Brifeando los NFT

Oye Chaparrón, ¿sabías que la gente sigue diciendo que el mundo está loco?
Figúrate, la gente está pagando USD 208,000 por un replay de un donqueo de Lebron, USD 2.9mm por un tuit, USD 590,000 por un gif, USD 688,888 por un dibujo digital de la robot Sofía (hecho por ella misma), USD 400 por una colección de un año de grabaciones de peos, USD 69 millones por una colección de imágenes.

Por cierto, ¿nos quieres comprar el primer Brifin?
También a la venta: nuestro primer tuit.

Ok, ¿qué es un NFT?

Non-Fungible Token, o Token No Fungible. Fungible significa que se gasta con el uso y que además puede cambiarse por otra cosa de igual calidad. Así que, como esta ficha digital es ‘no fungible’, no se puede intercambiar por otra igual, y sirve de prueba de que eres dueño de algo. Por ejemplo, el dinero es fungible, porque cien pesos son cien pesos, sin importar si son 5 de 20 o dos de 50 (obvio, de la misma moneda).

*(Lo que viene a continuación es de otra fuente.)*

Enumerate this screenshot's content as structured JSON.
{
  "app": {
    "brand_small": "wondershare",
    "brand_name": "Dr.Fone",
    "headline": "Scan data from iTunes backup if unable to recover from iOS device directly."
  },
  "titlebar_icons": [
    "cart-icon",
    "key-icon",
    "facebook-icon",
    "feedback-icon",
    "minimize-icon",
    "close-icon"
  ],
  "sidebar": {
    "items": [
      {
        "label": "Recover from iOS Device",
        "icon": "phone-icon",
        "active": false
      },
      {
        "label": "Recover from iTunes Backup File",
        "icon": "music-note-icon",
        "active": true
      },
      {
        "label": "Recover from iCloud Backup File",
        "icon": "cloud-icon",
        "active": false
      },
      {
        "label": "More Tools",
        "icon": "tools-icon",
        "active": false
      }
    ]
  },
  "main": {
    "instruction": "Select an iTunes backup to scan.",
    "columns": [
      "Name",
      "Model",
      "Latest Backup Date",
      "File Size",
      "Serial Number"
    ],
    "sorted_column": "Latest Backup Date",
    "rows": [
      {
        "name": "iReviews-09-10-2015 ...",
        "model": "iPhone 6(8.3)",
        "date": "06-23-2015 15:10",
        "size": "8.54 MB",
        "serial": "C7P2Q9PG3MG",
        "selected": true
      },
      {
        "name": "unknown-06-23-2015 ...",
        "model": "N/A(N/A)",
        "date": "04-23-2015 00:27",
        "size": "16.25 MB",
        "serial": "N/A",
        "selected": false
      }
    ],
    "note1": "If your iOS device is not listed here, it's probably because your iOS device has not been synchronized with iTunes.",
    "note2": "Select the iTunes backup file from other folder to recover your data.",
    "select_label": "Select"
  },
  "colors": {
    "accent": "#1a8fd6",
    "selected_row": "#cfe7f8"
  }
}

En fin, a través de sitios como OpenSea, Nifty Gateway, y Valuables (para tuits), puedes convertir cualquier archivo digital en un token, y como es único, entonces puedes vender ese token con un valor.

¿Cómo es que un ‘archivo’ puede valer tanto?

Imagínate una postalita que te dejó tu abuelo. Entonces dizque hay pocas de esas en todo el mundo, a eso hay personas que le dan valor y te pagarían por esa postalita. Le puedes tomar una foto y publicarla para que el mundo la vea, pero solo tú la tienes físicamente contigo, y solo esa tiene valor, y no la foto de la postalita que subiste a las redes.

Lo mismo pasa con los ejemplos del principio. La casa de subastas Christie’s fue quien vendió la colección de 5000 imágenes del artista Beeple en NFT. Todos las podemos ver, pero solo ese comprador puede decir que es el dueño de esa colección. Pero diferente a otras ventas, a los creadores les gusta este método porque el NFT se puede hacer de una forma que le genere al creador, por ej., 10% del total de cada venta, en caso de que se siga vendiendo más pa’lante (como que Kia se gane 10% de la venta de uno de sus carros cada vez que se venda de nuevo).

¿Para qué quiero un NFT?

Pues para lo mismo que quieres tener una pintura famosa que podrías dejar guardada (tal vez para venderla luego) o simplemente por cómo te hace sentir que tienes algo único. De hecho, miles de piezas de arte que valen millones, están guardadas en unos almacenes especiales en zonas francas, pues alguien las compró y mandó para allá para no pagar impuestos y ahí se quedan esperando que tal vez alguien más las compre luego.

Pero no solo es para arte digital, tuits, o replays de jugadas. La banda Kings of Leon fue de los primeros en vender un álbum en NFT (y hay otros). Duró dos semanas a la venta, pero ya cerró y no crearán más de ese álbum, entonces solo se puede comprar de alguien que lo revenda. Con ese NFT podrás adquirir el vinil y el mp3 una sola vez.

Por ejemplo, si nos compras el primer Brifin, serías el único con ese Brifin, pero en NFT. Otros todavía lo pueden leer, pero no son dueños de ese NFT.

¿Cómo sé si es original?

Porque los NFT usan el blockchain como método de autentificación. El blockchain es como un libro digital de transacciones, del que mucha gente en todo el mundo tiene una copia que se vive actualizando, entonces todo el mundo sabe lo que tiene cada quién, y por eso es imposible de engañar (en el brifeo del Bitcoin te damos más detalles). Es la misma tecnología usada por el Bitcoin, para saber quién tiene qué y evitar engañar el sistema o el doble gasto.

Burbuja o no burbuja, los creadores digitales tienen un mundo nuevo por explorar. Y los coleccionistas, pues, algo nuevo en qué gastar su dinero.